The Dutch potato-starch industry grew rapidly in the 19th century, especially under the leadership of entrepreneur Willem Albert Scholten (1819-92).
Potatoes were planted in Idaho as early as 1838; by 1900 the state's production exceeded a million bushels. Prior to 1910, the crops were stored in barns or root cellars, but by the 1920s potato cellars came into use. U.S. potato production has increased steadily; two-thirds of the crop comes from Idaho, Washington, Oregon, Colorado, and Maine, and potato growers have strengthened their position in both domestic and foreign markets.

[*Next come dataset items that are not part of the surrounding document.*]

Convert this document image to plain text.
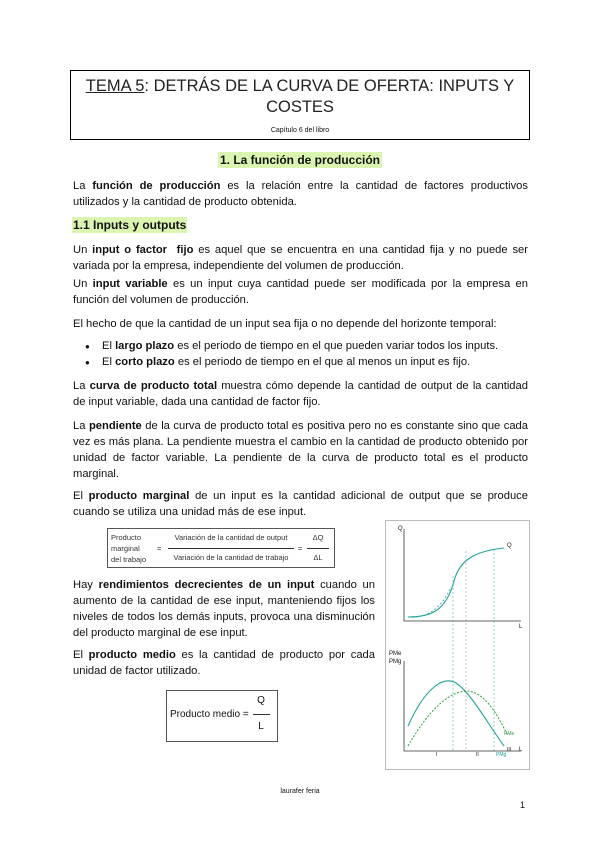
TEMA 5: DETRÁS DE LA CURVA DE OFERTA: INPUTS Y
COSTES
Capítulo 6 del libro
1. La función de producción
La función de producción es la relación entre la cantidad de factores productivos utilizados y la cantidad de producto obtenida.
1.1 Inputs y outputs
Un input o factor  fijo es aquel que se encuentra en una cantidad fija y no puede ser variada por la empresa, independiente del volumen de producción.
Un input variable es un input cuya cantidad puede ser modificada por la empresa en función del volumen de producción.
El hecho de que la cantidad de un input sea fija o no depende del horizonte temporal:
● El largo plazo es el periodo de tiempo en el que pueden variar todos los inputs.
● El corto plazo es el periodo de tiempo en el que al menos un input es fijo.
La curva de producto total muestra cómo depende la cantidad de output de la cantidad de input variable, dada una cantidad de factor fijo.
La pendiente de la curva de producto total es positiva pero no es constante sino que cada vez es más plana. La pendiente muestra el cambio en la cantidad de producto obtenido por unidad de factor variable. La pendiente de la curva de producto total es el producto marginal.
El producto marginal de un input es la cantidad adicional de output que se produce cuando se utiliza una unidad más de ese input.
Producto
marginal
del trabajo
=
Variación de la cantidad de output
Variación de la cantidad de trabajo
=
ΔQ
ΔL
Hay rendimientos decrecientes de un input cuando un aumento de la cantidad de ese input, manteniendo fijos los niveles de todos los demás inputs, provoca una disminución del producto marginal de ese input.
El producto medio es la cantidad de producto por cada unidad de factor utilizado.
Producto medio =
Q
L
Q
Q
L
PMe
PMg
PMe
PMg
I	II
III L
laurafer feria
1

By the 1960s, the Canadian Potato Research Centre in Fredericton, New Brunswick, was one of the top six potato research institutes in the world. Established in 1912 as a dominion experimental station, the station began in the 1930s to concentrate on breeding new varieties of disease-resistant potatoes. In the 1950s-60s the growth of the french fry industry in New Brunswick led to a focus on developing varieties for the industry. By the 1970s the station's potato research was broader than ever before, but the station and its research programs had changed, as emphasis was placed on serving industry rather than potato farmers in general. Scientists at the station even began describing their work using engineering language rather than scientific prose.[5]